Approfondissement : jurisprudence connexe et évolutions
Cette décision s'inscrit dans une série d'arrêts de la Cour de cassation visant à délimiter le champ d'application du droit de la consommation en matière de cautionnement. Déjà, en 2021, la troisième chambre civile avait jugé que le cautionnement d'un bail d'habitation n'était pas soumis à l'article L. 341-2 du Code de la consommation (Civ. 3e, 11 mars 2021, n° 19-23.456). L'arrêt de 2022 va plus loin en écartant l'ensemble des articles L. 341-1 à L. 341-6.
En sens contraire, la première chambre civile avait appliqué le Code de la consommation à un cautionnement de prêt immobilier (Civ. 1re, 13 janvier 2021, n° 19-17.503). La différence tient à la nature du contrat : le cautionnement d'un prêt n'est pas régi par une loi spéciale équivalente à celle de 1989. Ainsi, la distinction est claire : pour les baux d'habitation, seule la loi de 1989 s'applique ; pour les autres cautionnements, le Code de la consommation reste applicable si la caution est un consommateur.
Cette tendance est stable et devrait se maintenir. Les bailleurs peuvent donc être rassurés : la protection des cautions est réduite pour les baux d'habitation, ce qui sécurise les créances locatives. En revanche, les cautions doivent être plus vigilantes et vérifier scrupuleusement les mentions de l'acte.
En pratique : ce qu'il faut faire
FAQ pratique :
- Puis-je encore me rétracter après avoir signé un cautionnement de bail ? Non, la loi de 1989 ne prévoit pas de délai de rétractation. Vous êtes engagé dès la signature.
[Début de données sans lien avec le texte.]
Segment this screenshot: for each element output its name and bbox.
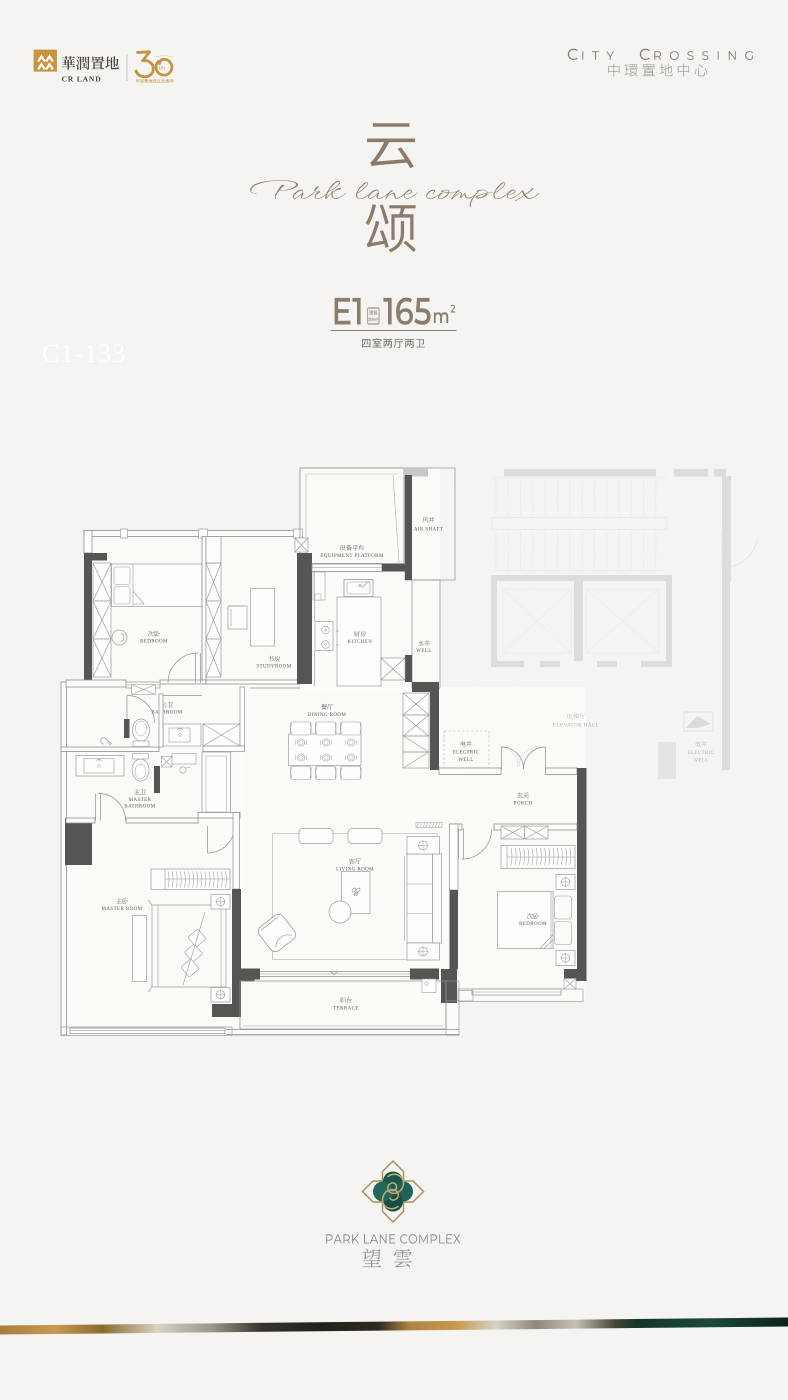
svg-text:CR LAND: CR LAND (62, 75, 102, 84)
svg-text:BEDROOM: BEDROOM (140, 640, 168, 645)
svg-text:WELL: WELL (458, 758, 473, 763)
svg-text:WELL: WELL (693, 759, 708, 764)
svg-text:ELEVATOR HALL: ELEVATOR HALL (553, 723, 599, 729)
svg-text:DINING ROOM: DINING ROOM (308, 713, 347, 718)
svg-text:BATHROOM: BATHROOM (124, 805, 155, 810)
svg-text:MASTER ROOM: MASTER ROOM (102, 907, 143, 912)
svg-text:BATHROOM: BATHROOM (151, 711, 182, 716)
svg-text:ELECTRIC: ELECTRIC (453, 751, 480, 756)
svg-text:EQUIPMENT PLATFORM: EQUIPMENT PLATFORM (320, 554, 384, 559)
svg-text:STUDYROOM: STUDYROOM (256, 665, 291, 670)
svg-text:AIR SHAFT: AIR SHAFT (414, 528, 443, 533)
svg-text:MASTER: MASTER (129, 798, 152, 803)
svg-text:BEDROOM: BEDROOM (519, 922, 547, 927)
svg-text:PORCH: PORCH (514, 802, 533, 807)
svg-text:KITCHEN: KITCHEN (348, 640, 373, 645)
svg-text:C1-133: C1-133 (42, 339, 126, 368)
svg-text:WELL: WELL (416, 649, 431, 654)
svg-text:ELECTRIC: ELECTRIC (687, 751, 714, 756)
svg-text:TERRACE: TERRACE (333, 1007, 359, 1012)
- Que faire si l'acte de cautionnement ne mentionne pas le montant du loyer ? Vous pouvez demander la nullité de l'acte sur le fondement de la loi de 1989, car l'article 22-1 exige cette mention.
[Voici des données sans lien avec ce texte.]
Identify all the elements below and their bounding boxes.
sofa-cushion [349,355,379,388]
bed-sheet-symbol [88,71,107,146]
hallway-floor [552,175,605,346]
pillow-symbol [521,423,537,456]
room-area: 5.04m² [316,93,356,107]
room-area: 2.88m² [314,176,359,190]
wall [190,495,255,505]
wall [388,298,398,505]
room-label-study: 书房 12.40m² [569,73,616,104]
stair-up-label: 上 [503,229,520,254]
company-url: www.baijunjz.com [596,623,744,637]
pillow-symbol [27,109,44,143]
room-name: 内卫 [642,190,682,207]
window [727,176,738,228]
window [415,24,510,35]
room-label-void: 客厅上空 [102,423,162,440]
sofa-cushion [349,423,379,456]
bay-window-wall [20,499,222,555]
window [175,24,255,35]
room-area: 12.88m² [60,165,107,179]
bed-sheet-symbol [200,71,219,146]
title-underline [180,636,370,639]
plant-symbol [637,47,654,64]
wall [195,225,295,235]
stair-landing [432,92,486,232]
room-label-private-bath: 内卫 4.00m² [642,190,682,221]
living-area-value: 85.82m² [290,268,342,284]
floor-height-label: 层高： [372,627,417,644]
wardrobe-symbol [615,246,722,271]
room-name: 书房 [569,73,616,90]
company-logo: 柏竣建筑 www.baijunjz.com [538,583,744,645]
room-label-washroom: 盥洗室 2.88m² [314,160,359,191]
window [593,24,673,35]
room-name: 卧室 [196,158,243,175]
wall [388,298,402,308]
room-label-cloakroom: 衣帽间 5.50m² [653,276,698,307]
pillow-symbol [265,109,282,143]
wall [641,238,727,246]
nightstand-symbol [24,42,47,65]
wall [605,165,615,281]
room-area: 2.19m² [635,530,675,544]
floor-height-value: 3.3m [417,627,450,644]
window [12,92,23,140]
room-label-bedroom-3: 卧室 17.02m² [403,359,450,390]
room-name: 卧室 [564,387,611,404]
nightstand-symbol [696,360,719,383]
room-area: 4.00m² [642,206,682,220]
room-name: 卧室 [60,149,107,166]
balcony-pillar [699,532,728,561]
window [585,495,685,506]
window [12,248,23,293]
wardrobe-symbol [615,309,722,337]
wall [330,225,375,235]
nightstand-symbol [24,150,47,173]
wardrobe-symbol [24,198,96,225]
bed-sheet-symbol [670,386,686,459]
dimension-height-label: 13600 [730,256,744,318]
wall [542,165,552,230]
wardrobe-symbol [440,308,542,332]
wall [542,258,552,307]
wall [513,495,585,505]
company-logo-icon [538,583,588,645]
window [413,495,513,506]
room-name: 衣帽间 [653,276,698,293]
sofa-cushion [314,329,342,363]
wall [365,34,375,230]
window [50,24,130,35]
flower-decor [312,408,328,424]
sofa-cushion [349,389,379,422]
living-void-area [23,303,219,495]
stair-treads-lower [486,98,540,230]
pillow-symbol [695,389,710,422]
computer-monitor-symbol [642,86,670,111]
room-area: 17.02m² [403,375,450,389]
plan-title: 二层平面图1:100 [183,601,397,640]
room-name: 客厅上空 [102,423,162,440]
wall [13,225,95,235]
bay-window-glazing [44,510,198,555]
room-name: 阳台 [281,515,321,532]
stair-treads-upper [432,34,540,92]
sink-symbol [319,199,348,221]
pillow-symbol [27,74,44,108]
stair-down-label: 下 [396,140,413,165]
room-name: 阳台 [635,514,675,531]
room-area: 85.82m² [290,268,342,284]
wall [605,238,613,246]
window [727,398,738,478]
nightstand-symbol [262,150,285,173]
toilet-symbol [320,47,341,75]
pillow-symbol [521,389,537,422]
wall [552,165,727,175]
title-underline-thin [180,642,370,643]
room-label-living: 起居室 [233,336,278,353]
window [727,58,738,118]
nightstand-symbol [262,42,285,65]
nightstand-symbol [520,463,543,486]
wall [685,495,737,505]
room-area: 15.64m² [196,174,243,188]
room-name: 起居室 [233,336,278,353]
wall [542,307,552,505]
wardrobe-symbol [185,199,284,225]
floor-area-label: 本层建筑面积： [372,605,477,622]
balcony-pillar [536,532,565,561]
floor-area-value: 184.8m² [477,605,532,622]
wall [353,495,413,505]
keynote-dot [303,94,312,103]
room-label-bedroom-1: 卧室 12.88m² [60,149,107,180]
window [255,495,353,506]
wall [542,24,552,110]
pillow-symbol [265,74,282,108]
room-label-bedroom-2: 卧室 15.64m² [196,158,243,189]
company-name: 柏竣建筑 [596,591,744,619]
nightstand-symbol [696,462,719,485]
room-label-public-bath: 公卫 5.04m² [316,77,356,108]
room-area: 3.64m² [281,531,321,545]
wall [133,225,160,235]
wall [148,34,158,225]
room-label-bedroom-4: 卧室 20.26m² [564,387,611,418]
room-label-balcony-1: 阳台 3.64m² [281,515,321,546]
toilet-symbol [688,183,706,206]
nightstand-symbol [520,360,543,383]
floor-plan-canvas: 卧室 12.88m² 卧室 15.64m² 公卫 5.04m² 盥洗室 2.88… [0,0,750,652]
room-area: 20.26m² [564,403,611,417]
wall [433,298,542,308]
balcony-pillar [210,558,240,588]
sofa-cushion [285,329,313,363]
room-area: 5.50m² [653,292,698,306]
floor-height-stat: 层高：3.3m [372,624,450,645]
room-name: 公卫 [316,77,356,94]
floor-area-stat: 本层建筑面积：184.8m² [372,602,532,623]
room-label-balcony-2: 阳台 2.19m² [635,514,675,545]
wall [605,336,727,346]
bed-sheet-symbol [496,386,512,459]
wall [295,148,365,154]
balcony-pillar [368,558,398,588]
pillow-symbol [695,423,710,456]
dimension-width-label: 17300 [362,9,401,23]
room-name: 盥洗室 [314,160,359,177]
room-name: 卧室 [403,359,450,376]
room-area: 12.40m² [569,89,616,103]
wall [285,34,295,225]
- Le bailleur peut-il exiger un cautionnement solidaire ? Oui, la loi de 1989 le permet. La caution solidaire permet au bailleur de réclamer directement le paiement à la caution, sans poursuivre d'abord le locataire.
- Quels sont les recours si la caution ne paie pas ? Le bailleur peut saisir le juge des contentieux de la protection pour obtenir un titre exécutoire. Il peut aussi faire pratiquer une saisie sur les biens de la caution.
- Puis-je être caution pour plusieurs baux à la fois ? Oui, mais attention à l'endettement. La caution peut opposer le principe de proportionnalité : si son engagement est manifestement disproportionné par rapport à ses biens et revenus, le juge peut réduire son obligation.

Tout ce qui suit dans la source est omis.